BRUXELAS/LONDRES/ESTOCOLMO (Reuters) – A Comissão Europeia deve suspender na terça-feira a proibição da UE às vendas de novos carros com motor de combustão em vigor a partir de 2035, cedendo à intensa pressão da Alemanha, Itália e montadoras europeias que lutam contra a Reuters chinesa e norte-americana.
A medida, cujos detalhes ainda estão sendo discutidos por autoridades da UE antes de serem divulgadas, poderá fazer com que a proibição efetiva seja adiada por cinco anos ou suavizada indefinidamente, disseram fontes oficiais e da indústria.
Uma possível revisão da lei em 2023 para exigir que todos os carros e carrinhas novos vendidos no bloco de 27 países sejam livres de emissões de CO2 a partir de 2035 seria a redução mais significativa da política verde da UE dos últimos cinco anos.
“A Comissão Europeia apresentará uma proposta clara para suspender a proibição dos motores de combustão”, disse Manfred Weber, chefe do maior grupo do Parlamento Europeu, o Partido Popular Europeu, na sexta-feira. “Este foi um grave erro de política industrial.”
O levantamento da proibição dividiu o setor. Fabricantes de automóveis tradicionais, como a Volkswagen e a Stellar, de propriedade da Fiat, têm pressionado fortemente para aliviar as metas em meio à intensa concorrência de rivais chineses de baixo custo.
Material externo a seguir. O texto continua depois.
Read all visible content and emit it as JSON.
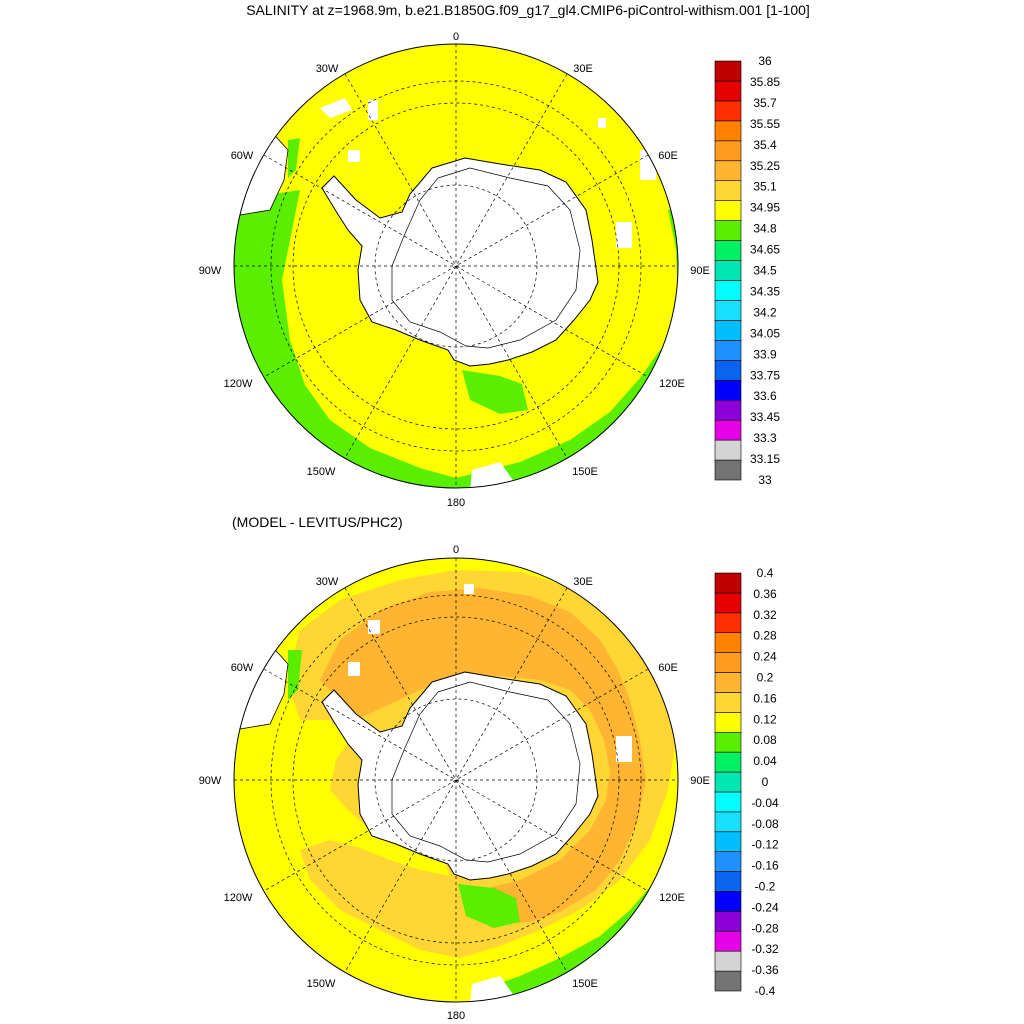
{
  "titles": {
    "main": "SALINITY at z=1968.9m, b.e21.B1850G.f09_g17_gl4.CMIP6-piControl-withism.001 [1-100]",
    "diff": "(MODEL - LEVITUS/PHC2)"
  },
  "lon_labels": [
    "0",
    "30E",
    "60E",
    "90E",
    "120E",
    "150E",
    "180",
    "150W",
    "120W",
    "90W",
    "60W",
    "30W"
  ],
  "colors": {
    "ramp": [
      "#737373",
      "#d4d4d4",
      "#e600e6",
      "#8c00d9",
      "#0000ff",
      "#0a64f0",
      "#1e90ff",
      "#00bfff",
      "#18e0ff",
      "#00ffff",
      "#00e6b4",
      "#00f064",
      "#5aef00",
      "#ffff00",
      "#ffd633",
      "#ffb432",
      "#ff9b1e",
      "#ff8200",
      "#ff2d00",
      "#e60000",
      "#bf0000"
    ],
    "land": "#ffffff",
    "missing": "#ffffff",
    "line": "#000000"
  },
  "maps": [
    {
      "id": "salinity",
      "colorbar_labels": [
        "33",
        "33.15",
        "33.3",
        "33.45",
        "33.6",
        "33.75",
        "33.9",
        "34.05",
        "34.2",
        "34.35",
        "34.5",
        "34.65",
        "34.8",
        "34.95",
        "35.1",
        "35.25",
        "35.4",
        "35.55",
        "35.7",
        "35.85",
        "36"
      ]
    },
    {
      "id": "difference",
      "colorbar_labels": [
        "-0.4",
        "-0.36",
        "-0.32",
        "-0.28",
        "-0.24",
        "-0.2",
        "-0.16",
        "-0.12",
        "-0.08",
        "-0.04",
        "0",
        "0.04",
        "0.08",
        "0.12",
        "0.16",
        "0.2",
        "0.24",
        "0.28",
        "0.32",
        "0.36",
        "0.4"
      ]
    }
  ]
}
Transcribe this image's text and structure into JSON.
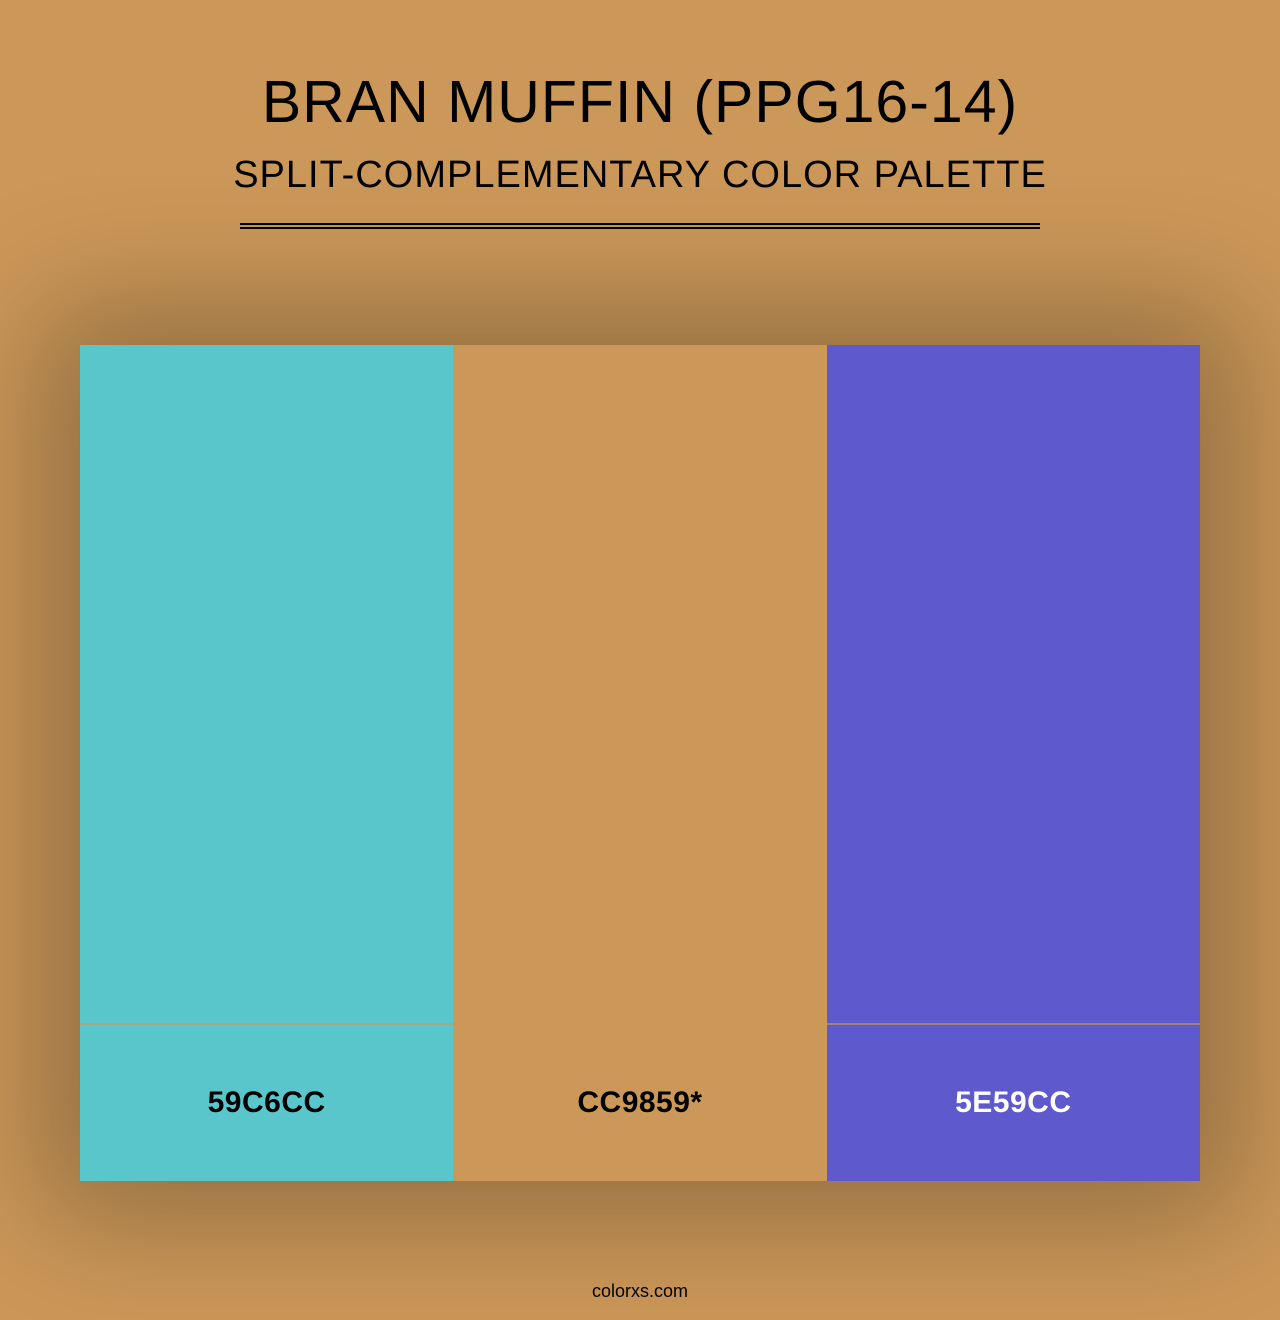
{
  "background_color": "#cc9859",
  "shadow_color": "rgba(0,0,0,0.28)",
  "title": "BRAN MUFFIN (PPG16-14)",
  "title_fontsize": 59,
  "subtitle": "SPLIT-COMPLEMENTARY COLOR PALETTE",
  "subtitle_fontsize": 38,
  "divider_width": 800,
  "palette": {
    "type": "color-palette",
    "swatch_main_height": 680,
    "swatch_label_height": 156,
    "label_fontsize": 30,
    "swatches": [
      {
        "hex": "#59c6cc",
        "label": "59C6CC",
        "label_color": "#000000"
      },
      {
        "hex": "#cc9859",
        "label": "CC9859*",
        "label_color": "#000000"
      },
      {
        "hex": "#5e59cc",
        "label": "5E59CC",
        "label_color": "#ffffff"
      }
    ]
  },
  "footer": "colorxs.com"
}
O setor dos VE, no entanto, vê isto como mais terreno para a China na sua mudança de eletrificação.
“A tecnologia está pronta, a infraestrutura de carregamento está pronta e os consumidores estão prontos”, disse Michael Lohscheller, CEO da fabricante de veículos elétricos Polestar. “Então, o que estamos esperando?”
Quase o motor de combustão para o ‘resto do século’
A lei de 2023 foi concebida para acelerar a transição dos motores de combustão para baterias ou células de combustível e multar os fabricantes de automóveis que não conseguiram cumprir a meta.
Cumprir a meta significa vender mais carros elétricos, com os fabricantes de automóveis europeus atrás da Tesla e de fabricantes chineses como BYD e Geely.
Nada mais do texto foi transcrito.